Davis, the youngest of three Maryland-based judges on the court, is eligible for senior status upon turning 65 because he has served as an Article III judge since becoming a U.S. District Judge in 1995. He is the first of six Obama appointees to that court to take the step, which creates a new Maryland vacancy to be filled by the president.
The Fourth Circuit has had a full complement of 15 judges since Obama’s last appointment in 2012, West Virginia’s Stephanie D. Thacker.
Judge Davis was born in Baltimore, Md., in 1949. He was initially appointed to the U.S. District Court there by President Clinton in 1995 and then to the Fourth Circuit by President Obama in 2009.
Davis is the first and only African American to represent Maryland on the Fourth Circuit, which includes Maryland, Virginia, West Virginia, and the Carolinas.
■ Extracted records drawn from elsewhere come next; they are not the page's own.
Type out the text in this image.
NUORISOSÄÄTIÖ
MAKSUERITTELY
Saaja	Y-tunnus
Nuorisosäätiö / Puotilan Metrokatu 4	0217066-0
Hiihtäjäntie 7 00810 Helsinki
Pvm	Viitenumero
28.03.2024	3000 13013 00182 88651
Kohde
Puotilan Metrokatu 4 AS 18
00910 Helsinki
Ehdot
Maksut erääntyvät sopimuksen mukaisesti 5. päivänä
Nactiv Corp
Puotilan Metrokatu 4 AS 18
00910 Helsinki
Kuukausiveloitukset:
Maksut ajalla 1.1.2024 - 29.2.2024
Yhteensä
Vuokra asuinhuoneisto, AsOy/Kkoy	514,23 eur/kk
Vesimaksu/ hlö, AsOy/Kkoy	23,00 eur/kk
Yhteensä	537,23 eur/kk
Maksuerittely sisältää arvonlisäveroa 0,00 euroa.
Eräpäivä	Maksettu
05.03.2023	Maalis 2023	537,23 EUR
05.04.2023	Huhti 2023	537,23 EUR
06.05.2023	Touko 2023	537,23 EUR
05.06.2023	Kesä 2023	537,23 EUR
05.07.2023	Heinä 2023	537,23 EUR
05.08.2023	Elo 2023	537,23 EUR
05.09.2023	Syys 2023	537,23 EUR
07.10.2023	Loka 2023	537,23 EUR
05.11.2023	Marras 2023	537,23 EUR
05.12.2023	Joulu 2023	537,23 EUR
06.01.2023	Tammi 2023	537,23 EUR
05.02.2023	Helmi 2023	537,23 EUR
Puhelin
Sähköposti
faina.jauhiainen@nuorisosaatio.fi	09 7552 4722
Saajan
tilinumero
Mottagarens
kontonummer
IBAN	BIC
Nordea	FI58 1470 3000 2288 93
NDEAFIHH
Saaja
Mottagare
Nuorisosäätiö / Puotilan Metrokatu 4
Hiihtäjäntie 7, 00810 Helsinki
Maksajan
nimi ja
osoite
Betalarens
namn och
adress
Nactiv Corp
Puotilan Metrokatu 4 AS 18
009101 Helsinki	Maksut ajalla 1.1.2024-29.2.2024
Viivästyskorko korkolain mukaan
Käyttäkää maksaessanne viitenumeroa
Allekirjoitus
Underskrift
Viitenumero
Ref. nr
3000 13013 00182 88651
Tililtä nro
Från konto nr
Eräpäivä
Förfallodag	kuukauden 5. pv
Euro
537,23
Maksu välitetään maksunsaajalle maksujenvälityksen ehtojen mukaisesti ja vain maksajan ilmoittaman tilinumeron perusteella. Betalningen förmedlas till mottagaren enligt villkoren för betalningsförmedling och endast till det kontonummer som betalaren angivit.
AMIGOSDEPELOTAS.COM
He was also the first African American nominated by President Obama to a federal judgeship and one of nine African American circuit court judges appointed by the president nationwide.
A native of Baltimore, Andre Davis graduated from the University of Maryland School of Law and clerked for Maryland District Judge Frank Kaufman and Fourth Circuit Judge Francis Murnaghan. Davis worked as an attorney for the U.S. Department of Justice, taught at the University of Maryland School of Law, and served as a judge for nearly a decade on Maryland’s state trial courts.
“We are indebted to Judge Davis for his extraordinary service on Maryland’s state and federal courts,” said Sherrilyn Ifill, President and Director-Counsel of the NAACP Legal Defense & Educational Fund, Inc. “Judge Davis played a historic role in diversifying Maryland’s federal appellate bench, and he made enormous contributions to that court’s jurisprudence. He is held in the highest regard by the communities served by the court, his colleagues on the bench, and all who appeared before him.”
Ifill and the LDF joined other civil rights organizations in a letter urging President Obama to “ensure that Maryland’s racial diversity continues to be reflected on Maryland’s federal appellate court.”